With roots tracing back more than a century, Bayer has always seen innovation as key to its mission of improving farmers’ harvests to balance the needs of humanity with our planet’s limited resources. Bayer, a world-leading provider of agricultural products, relies on data science at its core, supporting use cases such as maximizing crop yields, improving customer experience, and optimizing supply chain operations. The output of data science is a model. With models built by Bayer’s 500- plus strong data science community helping to improve more than 100 decisions, the company exemplifies what it means to be model-driven.

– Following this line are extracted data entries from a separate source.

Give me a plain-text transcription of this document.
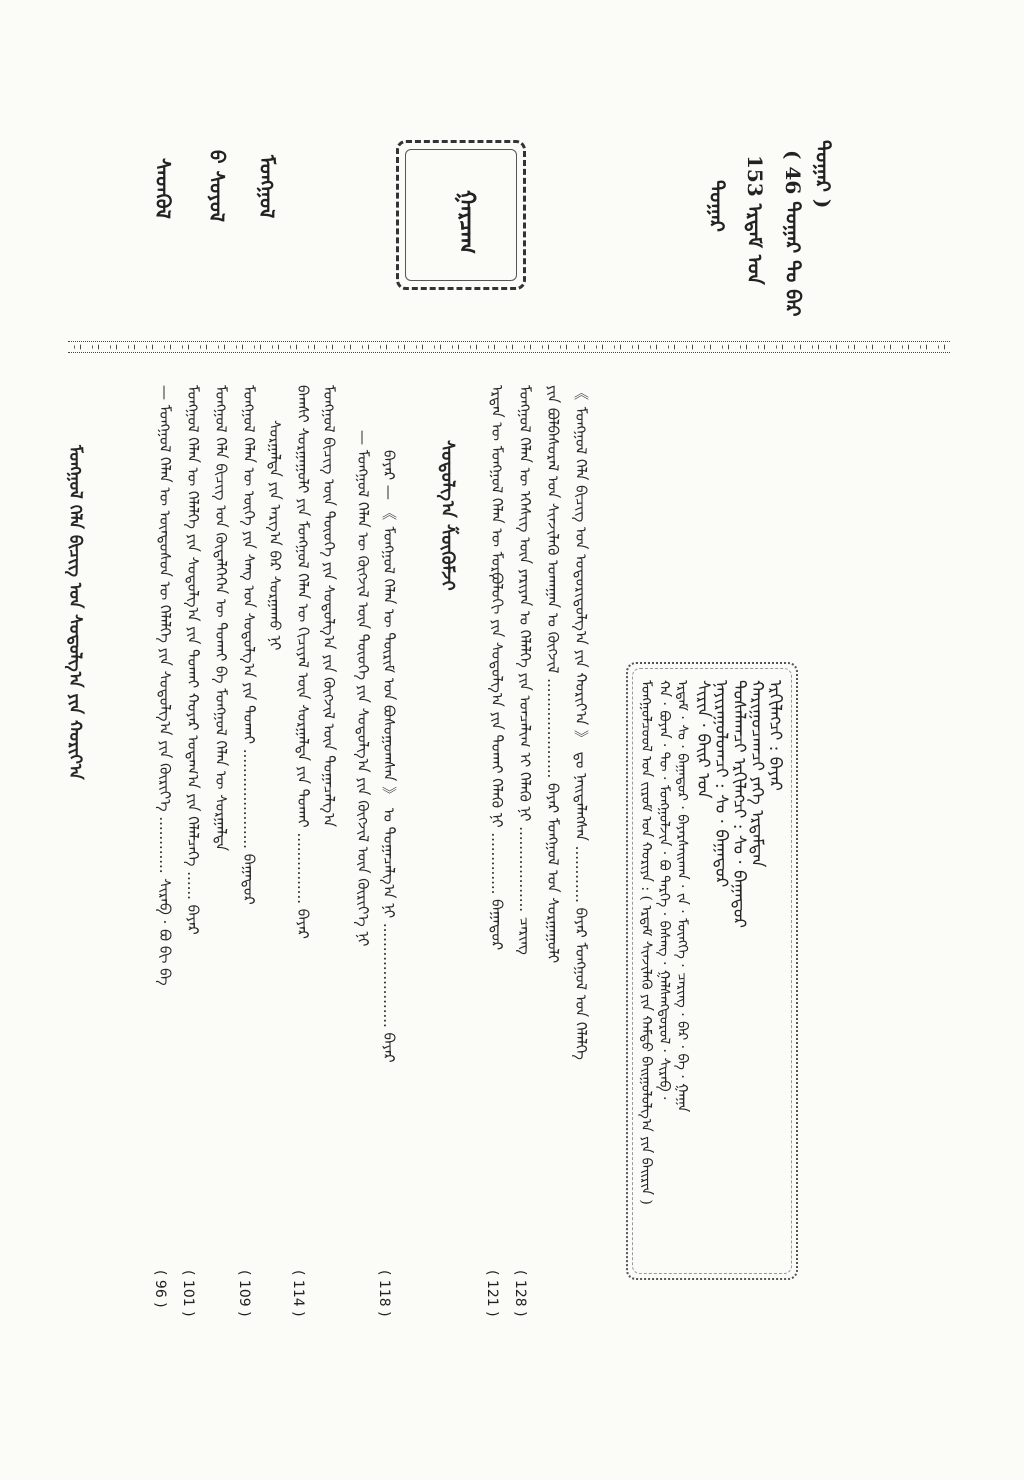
ᠳᠤᠭᠠᠷ )
( 46 ᠳᠤᠭᠠᠷ ᠲᠤ ᠪᠠᠷ
153 ᠡᠷᠳᠡᠮ ᠤᠨ
ᠳᠤᠭᠠᠷ
ᠭᠠᠷᠴᠠᠭ
ᠮᠣᠩᠭᠣᠯ
ᠪ ᠰᠣᠶᠣᠯ
ᠰᠡᠳᠭᠦᠯ
ᠡᠷᠬᠢᠯᠡᠭᠴᠢ : ᠪᠠᠶᠠᠷ
ᠬᠠᠷᠢᠭᠤᠴᠠᠭᠴᠢ ᠶᠡᠬᠡ ᠡᠷᠳᠡᠮᠲᠡᠨ
ᠲᠤᠰᠠᠯᠠᠭᠴᠢ ᠡᠷᠬᠢᠯᠡᠭᠴᠢ : ᠰᠤ · ᠪᠠᠭᠠᠲᠤᠷ
ᠨᠠᠶᠢᠷᠠᠭᠤᠯᠤᠭᠴᠢ : ᠰᠤ · ᠪᠠᠭᠠᠲᠤᠷ
ᠰᠢᠷᠢᠨ · ᠪᠠᠢᠷ ᠤᠨ
ᠡᠷᠳᠡᠮ · ᠰᠤ · ᠪᠠᠭᠠᠲᠤᠷ · ᠪᠠᠶᠠᠷᠰᠠᠢᠬᠠᠨ · ᠵᠠ · ᠮᠥᠩᠬᠡ · ᠴᠡᠷᠢᠩ · ᠪᠠᠷ · ᠪᠠ · ᠭᠠᠭᠠ
ᠬᠠ · ᠪᠤᠶᠠᠨ · ᠲᠦ · ᠮᠣᠩᠭᠣᠯᠵᠢᠨ · ᠪᠣ ᠲᠡᠷᠭᠡ · ᠪᠠᠰᠠᠩ · ᠭᠠᠯᠰᠠᠩᠲᠦᠷᠦᠯ · ᠰᠢᠷᠠᠪ ·
ᠮᠣᠩᠭᠣᠯᠴᠤᠤᠯ ᠤᠨ ᠵᠢᠷᠤᠮ ᠤᠨ ᠬᠣᠷᠢᠶᠠ : ( ᠡᠷᠳᠡᠮ ᠰᠢᠨᠵᠢᠯᠡᠬᠦ ᠶᠢᠨ ᠬᠠᠮᠲᠤ ᠪᠠᠢᠭᠤᠯᠤᠯᠭ᠎ᠠ ᠶᠢᠨ ᠪᠠᠢᠷᠢᠨ )
《 ᠮᠣᠩᠭᠣᠯ ᠬᠡᠯᠡ ᠪᠢᠴᠢᠭ ᠤᠨ ᠤᠳᠤᠷᠢᠳᠤᠯᠭ᠎ᠠ ᠶᠢᠨ ᠬᠣᠷᠢᠶ᠎ᠠ 》 ᠳᠤ ᠨᠡᠢᠲᠡᠯᠡᠭᠰᠡᠨ ............ ᠪᠠᠶᠠᠷ ᠮᠣᠩᠭᠣᠯ ᠤᠨ ᠬᠡᠯᠡᠯᠭᠡ
ᠶᠢᠨ ᠪᠣᠯᠪᠠᠰᠤᠷᠠᠯ ᠤᠨ ᠰᠢᠨᠵᠢᠯᠡᠬᠦ ᠤᠬᠠᠭᠠᠨ ᠤ ᠬᠥᠭᠵᠢᠯ ..................... ᠪᠠᠶᠠᠷ ᠮᠣᠩᠭᠣᠯ ᠤᠨ ᠰᠤᠷᠭᠠᠭᠤᠯᠢ
ᠮᠣᠩᠭᠣᠯ ᠬᠡᠯᠡᠨ ᠦ ᠡᠭᠡᠰᠢᠭ ᠦᠨ ᠶᠠᠷᠢᠶᠠᠨ ᠤ ᠬᠡᠯᠡᠯᠭᠡ ᠶᠢᠨ ᠣᠨᠴᠠᠯᠢᠭ ᠢ ᠬᠡᠯᠡᠬᠦ ᠨᠢ .................. ᠴᠡᠷᠢᠩ
ᠡᠷᠲᠡᠨ ᠦ ᠮᠣᠩᠭᠣᠯ ᠬᠡᠯᠡᠨ ᠦ ᠮᠣᠷᠹᠣᠯᠣᠭᠢ ᠶᠢᠨ ᠰᠤᠳᠤᠯᠭ᠎ᠠ ᠶᠢᠨ ᠲᠤᠬᠠᠢ ᠬᠡᠯᠡᠬᠦ ᠨᠢ ............. ᠪᠠᠭᠠᠲᠤᠷ
( 128 )
( 121 )
ᠰᠤᠳᠤᠯᠭ᠎ᠠ ᠱᠦᠭᠦᠮᠵᠢ
ᠪᠠᠶᠠᠷ — 《 ᠮᠣᠩᠭᠣᠯ ᠬᠡᠯᠡᠨ ᠦ ᠳᠦᠷᠢᠮ ᠤᠨ ᠪᠤᠰᠤᠭᠤᠭᠰᠠᠨ 》 ᠤ ᠲᠣᠭᠠᠴᠠᠯᠭ᠎ᠠ ᠨᠢ ...................... ᠪᠠᠶᠠᠷ
— ᠮᠣᠩᠭᠣᠯ ᠬᠡᠯᠡᠨ ᠦ ᠬᠥᠭᠵᠢᠯ ᠦᠨ ᠲᠦᠦᠬᠡ ᠶᠢᠨ ᠰᠤᠳᠤᠯᠭ᠎ᠠ ᠶᠢᠨ ᠬᠥᠭᠵᠢᠯ ᠦᠨ ᠬᠦᠷᠢᠶ᠎ᠡ ᠨᠢ
( 118 )
ᠮᠣᠩᠭᠣᠯ ᠪᠢᠴᠢᠭ ᠦᠨ ᠲᠦᠦᠬᠡ ᠶᠢᠨ ᠰᠤᠳᠤᠯᠭ᠎ᠠ ᠶᠢᠨ ᠬᠥᠭᠵᠢᠯ ᠦᠨ ᠲᠣᠭᠠᠴᠠᠯᠭ᠎ᠠ
ᠪᠠᠭᠰᠢ ᠰᠤᠷᠭᠠᠭᠤᠯᠢ ᠶᠢᠨ ᠮᠣᠩᠭᠣᠯ ᠬᠡᠯᠡᠨ ᠦ ᠬᠢᠴᠢᠶᠡᠯ ᠦᠨ ᠰᠤᠷᠭᠠᠯᠲᠠ ᠶᠢᠨ ᠲᠤᠬᠠᠢ ............... ᠪᠠᠶᠠᠷ
ᠰᠤᠷᠭᠠᠯᠲᠠ ᠶᠢᠨ ᠠᠷᠭ᠎ᠠ ᠪᠠᠷ ᠰᠤᠷᠭᠠᠬᠤ ᠨᠢ
( 114 )
ᠮᠣᠩᠭᠣᠯ ᠬᠡᠯᠡᠨ ᠦ ᠦᠭᠡ ᠶᠢᠨ ᠰᠠᠩ ᠤᠨ ᠰᠤᠳᠤᠯᠭ᠎ᠠ ᠶᠢᠨ ᠲᠤᠬᠠᠢ ..................... ᠪᠠᠭᠠᠲᠤᠷ
( 109 )
ᠮᠣᠩᠭᠣᠯ ᠬᠡᠯᠡ ᠪᠢᠴᠢᠭ ᠤᠨ ᠬᠥᠳᠡᠯᠭᠡᠭᠡᠨ ᠦ ᠲᠤᠬᠠᠢ ᠪᠠ ᠮᠣᠩᠭᠣᠯ ᠬᠡᠯᠡᠨ ᠦ ᠰᠤᠷᠭᠠᠯᠲᠠ
ᠮᠣᠩᠭᠣᠯ ᠬᠡᠯᠡᠨ ᠦ ᠬᠡᠯᠡᠯᠭᠡ ᠶᠢᠨ ᠰᠤᠳᠤᠯᠭ᠎ᠠ ᠶᠢᠨ ᠲᠤᠬᠠᠢ ᠬᠣᠶᠠᠷ ᠤᠳᠠᠭ᠎ᠠ ᠶᠢᠨ ᠬᠡᠯᠡᠯᠴᠡᠭᠡ ...... ᠪᠠᠶᠠᠷ
( 101 )
— ᠮᠣᠩᠭᠣᠯ ᠬᠡᠯᠡᠨ ᠦ ᠦᠨᠳᠦᠰᠦᠨ ᠦ ᠬᠡᠯᠡᠯᠭᠡ ᠶᠢᠨ ᠰᠤᠳᠤᠯᠭ᠎ᠠ ᠶᠢᠨ ᠬᠦᠷᠢᠶ᠎ᠡ ............ ᠰᠢᠷᠠᠪ · ᠪᠤ ᠪᠢ ᠪᠠ
( 96 )
ᠮᠣᠩᠭᠣᠯ ᠬᠡᠯᠡ ᠪᠢᠴᠢᠭ ᠤᠨ ᠰᠤᠳᠤᠯᠭ᠎ᠠ ᠶᠢᠨ ᠬᠣᠷᠢᠶ᠎ᠠ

Bayer has adopted Domino as part of their “science@scale” data science platform to further enhance visibility and collaboration, accelerating the pace of research across hundreds of simultaneous projects and multiple business units. The platform is making a big impact on the business. Coupled with investments in an enterprise-wide data strategy and digital platforms, Bayer has realized significant cost savings by reducing cost- of-goods and increasing operational efficiencies.

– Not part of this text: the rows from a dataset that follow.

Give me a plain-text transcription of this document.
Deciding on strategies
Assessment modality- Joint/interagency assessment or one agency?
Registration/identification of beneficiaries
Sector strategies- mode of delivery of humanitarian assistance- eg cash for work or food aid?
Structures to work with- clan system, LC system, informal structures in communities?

Bayer has a multi-year research pipeline to develop new products, including seeds that maximize crop productivity and provide protection from insect pests and herbicides that are needed to combat yield-robbing weeds in the field. The process is expensive and time-consuming; there is little margin for error.
“Each year, we have one chance in each hemisphere’s growing season to collect data on the seeds we develop,” explained Naveen Singla, Data Science Center of Excellence lead at Bayer. “We manage an incredible amount of data to help produce high-quality results, but we also know there’s always opportunity to improve how we manage and leverage the data.”

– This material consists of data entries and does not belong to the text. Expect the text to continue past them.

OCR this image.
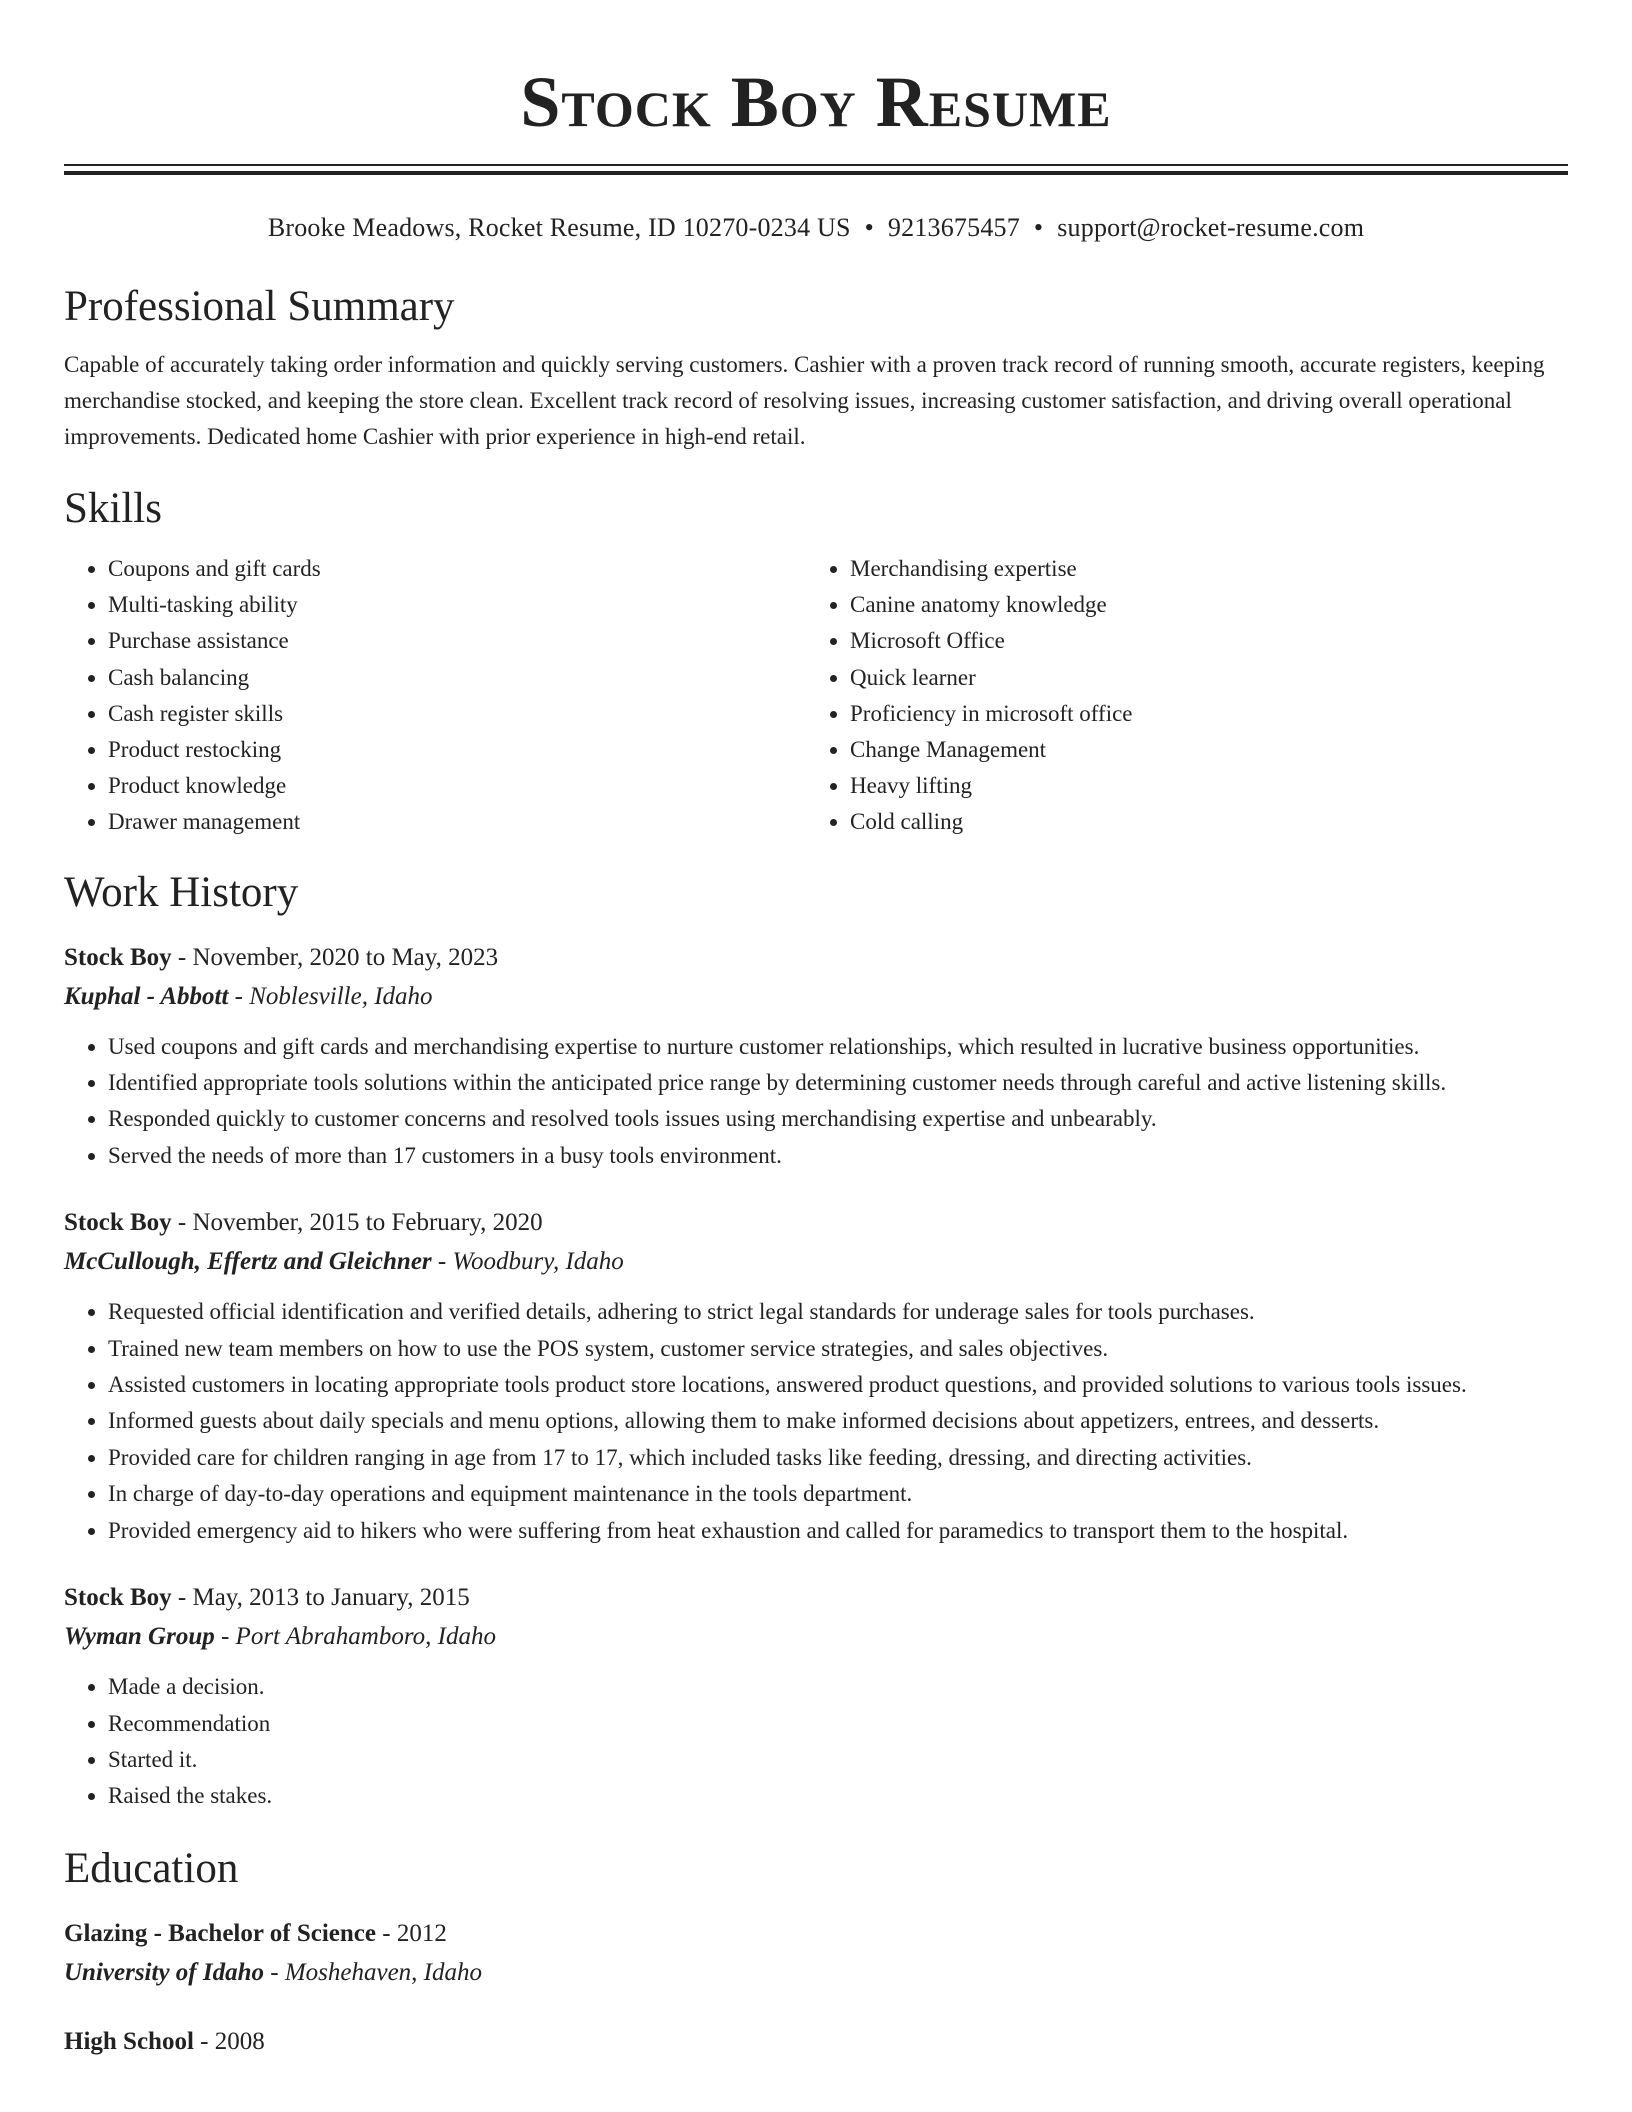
Stock Boy Resume
Brooke Meadows, Rocket Resume, ID 10270-0234 US • 9213675457 • support@rocket-resume.com
Professional Summary

Capable of accurately taking order information and quickly serving customers. Cashier with a proven track record of running smooth, accurate registers, keeping merchandise stocked, and keeping the store clean. Excellent track record of resolving issues, increasing customer satisfaction, and driving overall operational improvements. Dedicated home Cashier with prior experience in high-end retail.

Skills
• Coupons and gift cards
• Multi-tasking ability
• Purchase assistance
• Cash balancing
• Cash register skills
• Product restocking
• Product knowledge
• Drawer management
• Merchandising expertise
• Canine anatomy knowledge
• Microsoft Office
• Quick learner
• Proficiency in microsoft office
• Change Management
• Heavy lifting
• Cold calling
Work History
Stock Boy - November, 2020 to May, 2023
Kuphal - Abbott - Noblesville, Idaho
• Used coupons and gift cards and merchandising expertise to nurture customer relationships, which resulted in lucrative business opportunities.
• Identified appropriate tools solutions within the anticipated price range by determining customer needs through careful and active listening skills.
• Responded quickly to customer concerns and resolved tools issues using merchandising expertise and unbearably.
• Served the needs of more than 17 customers in a busy tools environment.
Stock Boy - November, 2015 to February, 2020
McCullough, Effertz and Gleichner - Woodbury, Idaho
• Requested official identification and verified details, adhering to strict legal standards for underage sales for tools purchases.
• Trained new team members on how to use the POS system, customer service strategies, and sales objectives.
• Assisted customers in locating appropriate tools product store locations, answered product questions, and provided solutions to various tools issues.
• Informed guests about daily specials and menu options, allowing them to make informed decisions about appetizers, entrees, and desserts.
• Provided care for children ranging in age from 17 to 17, which included tasks like feeding, dressing, and directing activities.
• In charge of day-to-day operations and equipment maintenance in the tools department.
• Provided emergency aid to hikers who were suffering from heat exhaustion and called for paramedics to transport them to the hospital.
Stock Boy - May, 2013 to January, 2015
Wyman Group - Port Abrahamboro, Idaho
• Made a decision.
• Recommendation
• Started it.
• Raised the stakes.
Education
Glazing - Bachelor of Science - 2012
University of Idaho - Moshehaven, Idaho
High School - 2008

The company applies highly complex models at each stage of the agricultural process, from early breeding to in-field testing, to increase the probability and pace of breakthroughs that will maximize output while conserving environmental resources.
Bayer realized early in their data science journey that managing the development, production, and ongoing improvements to models requires a different approach than established disciplines surrounding software engineering and data management. Bayer started developing an internal, cloud-based data science platform called “science@scale” to ingest data and provide access to widely used data science tools. While the platform sped up data analysis, the unique characteristics of models required additional collaboration.
Unlike software engineering or data management, models (and Bayer’s business) require a research-based approach comprised of constant exploration, iteration, and agility. They’re intended to be probabilistic, not deterministic. The nature of data scientists’ work is experimental and collaborative; models must constantly be tracked, retrained, and iterated on to reflect changing data and other factors that lead to model drift.
Bayer had the opportunity to augment and amplify its research-based approach for even greater success across its global data science community.
The landscape of data science tools and technologies -- i.e. the “ingredients” that go into models -- is very heterogeneous and constantly evolving. A data science platform must provide flexibility, agility, and scalability to support a dynamic tooling environment and diverse skill sets and preferences. The ability to quickly iterate on retraining models, validating, and deploying was a “must” for Bayer.
The science@scale solution included RStudio, Jupyter, Flask, etc., catering to data scientists comfortable with modern software programming paradigms. Domino has provided easier access to the big data technology stack to the broader data science community at Bayer, as well—which has had a positive impact for Bayer’s diverse research team while also delivering business value.
“We needed a platform that could abstract away complexities and allow all users to do analysis at scale, utilizing the modern tech stack and getting better insights from data,” said Singla.
Bayer leadership recognized an opportunity to enhance science@scale with Domino. Domino is a purpose-built data science platform that supports diverse tools, automates hardware infrastructure provisioning (so data scientists can run experiments in parallel and at scale), and facilitates rapid iteration and deployment of models. The critical features provided by Domino include:
Bayer’s large data science community works as a cohesive, high-performing team. They build models that both drive agricultural breakthroughs and optimize efficiencies of everyday business operations.
Digital innovations across the company, enabled via a combination of investments in data, platforms, and people, have led the company to realize value and efficiencies in delivering agricultural products to farmers around the world.
“Domino has made it easier for users across the global enterprise, using different tools and with varied backgrounds and skill sets, to work with each other, leverage past work, and collaborate quickly. This ultimately results in more models being delivered and deployed in a shorter window of time, which is empowering Bayer to be a model-driven company that’s at the forefront of farming,” Singla said.